Je regardai cet homme; j'avais le pressentiment qu'en insistant j'allais me faire de la peine; pourtant je voulais savoir et je lui dis:
—Qu'est-il donc arrivé?
—Ah! me dit-il, moitié riant, c'est la Pomaré, qui faisait ses embarras au milieu des voitures; son cheval a eu peur et s'est emporté, sans que personne cherchât à l'arrêter. Les cheveux de la reine étaient défaits, elle avait l'air d'une folle.
D'autres personnes, qui venaient de la barrière, vinrent auprès de moi en disant:
—Ah! la pauvre femme! elle a voulu sauter, son pied s'est accroché dans l'étrier, et le cheval l'a traînée si longtemps que sa tête est mutilée. Ça fait mal d'y penser; on ne pouvait pas voir sa figure: ses cheveux et le sang faisaient un masque.
Je sautai dans ma voiture, je me fis conduire dans la direction indiquée.

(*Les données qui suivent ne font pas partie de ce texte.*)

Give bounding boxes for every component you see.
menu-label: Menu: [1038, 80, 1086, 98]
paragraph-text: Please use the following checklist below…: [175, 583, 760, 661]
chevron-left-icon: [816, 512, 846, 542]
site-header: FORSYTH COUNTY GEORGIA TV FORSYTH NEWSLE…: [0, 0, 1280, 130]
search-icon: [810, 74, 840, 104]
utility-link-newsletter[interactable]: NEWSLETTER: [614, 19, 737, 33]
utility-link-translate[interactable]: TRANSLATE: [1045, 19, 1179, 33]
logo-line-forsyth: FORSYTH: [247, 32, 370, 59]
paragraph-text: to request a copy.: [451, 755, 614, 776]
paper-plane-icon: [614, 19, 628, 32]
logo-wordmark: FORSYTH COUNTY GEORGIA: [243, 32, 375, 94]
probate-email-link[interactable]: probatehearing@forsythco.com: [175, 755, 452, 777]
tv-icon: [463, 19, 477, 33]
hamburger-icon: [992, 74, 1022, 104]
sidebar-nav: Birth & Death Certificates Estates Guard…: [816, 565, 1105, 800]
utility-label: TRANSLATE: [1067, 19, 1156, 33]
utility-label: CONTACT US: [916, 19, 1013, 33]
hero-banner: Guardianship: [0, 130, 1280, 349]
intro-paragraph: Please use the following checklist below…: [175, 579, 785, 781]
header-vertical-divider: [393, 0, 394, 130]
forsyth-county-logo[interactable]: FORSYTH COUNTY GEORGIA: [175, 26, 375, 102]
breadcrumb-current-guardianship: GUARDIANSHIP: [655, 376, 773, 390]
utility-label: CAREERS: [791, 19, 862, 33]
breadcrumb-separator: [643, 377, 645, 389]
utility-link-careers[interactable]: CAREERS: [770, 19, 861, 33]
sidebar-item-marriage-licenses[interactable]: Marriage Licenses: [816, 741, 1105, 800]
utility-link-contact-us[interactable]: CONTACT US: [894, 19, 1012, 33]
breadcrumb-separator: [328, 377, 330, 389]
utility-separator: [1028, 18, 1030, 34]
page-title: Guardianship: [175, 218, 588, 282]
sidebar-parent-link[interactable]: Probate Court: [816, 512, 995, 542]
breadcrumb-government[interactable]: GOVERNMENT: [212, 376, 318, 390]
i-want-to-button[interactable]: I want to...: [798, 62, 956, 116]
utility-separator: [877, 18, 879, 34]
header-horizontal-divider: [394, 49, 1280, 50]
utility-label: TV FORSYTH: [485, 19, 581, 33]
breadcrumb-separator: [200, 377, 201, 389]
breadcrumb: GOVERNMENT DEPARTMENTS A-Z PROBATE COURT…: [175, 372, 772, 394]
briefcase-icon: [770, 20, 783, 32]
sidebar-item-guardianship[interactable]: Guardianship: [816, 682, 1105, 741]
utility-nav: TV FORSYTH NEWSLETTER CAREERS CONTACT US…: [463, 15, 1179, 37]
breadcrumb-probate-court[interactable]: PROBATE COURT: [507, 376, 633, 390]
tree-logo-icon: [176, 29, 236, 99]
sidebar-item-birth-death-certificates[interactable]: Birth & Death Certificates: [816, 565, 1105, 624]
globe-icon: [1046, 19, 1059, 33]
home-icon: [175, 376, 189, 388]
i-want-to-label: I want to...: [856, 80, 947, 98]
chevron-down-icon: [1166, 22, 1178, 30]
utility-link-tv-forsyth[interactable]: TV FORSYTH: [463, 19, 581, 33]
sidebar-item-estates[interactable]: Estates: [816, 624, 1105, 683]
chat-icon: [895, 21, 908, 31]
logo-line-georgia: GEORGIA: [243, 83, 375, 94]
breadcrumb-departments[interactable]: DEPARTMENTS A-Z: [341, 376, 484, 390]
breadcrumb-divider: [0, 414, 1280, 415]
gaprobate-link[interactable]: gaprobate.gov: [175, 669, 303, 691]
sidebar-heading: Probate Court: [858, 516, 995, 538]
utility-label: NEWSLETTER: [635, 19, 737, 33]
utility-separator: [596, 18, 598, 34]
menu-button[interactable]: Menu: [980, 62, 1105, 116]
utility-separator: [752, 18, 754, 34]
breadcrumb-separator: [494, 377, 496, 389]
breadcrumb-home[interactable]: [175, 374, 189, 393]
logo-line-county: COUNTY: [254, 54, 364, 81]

Il y avait des rassemblements autour de taches de sang. On avait emmené cette malheureuse femme; personne ne l'avait reconnue. Je dis au cocher:
—Rue Saint-Georges!
Sa bonne me dit qu'elle était sortie depuis le matin, mais en toilette de ville. Cependant cela ne signifiait rien, parce que sa robe d'amazone était au manége.
Je dis que j'allais rue Duphot; que s'il y avait du nouveau, on envoyât de suite chez moi.
On m'assura, au manége, ne pas l'avoir vue de la journée; on me fit voir sa robe. Je rentrai chez moi pour me changer; j'étais en nage. J'allais ressortir quand on sonna.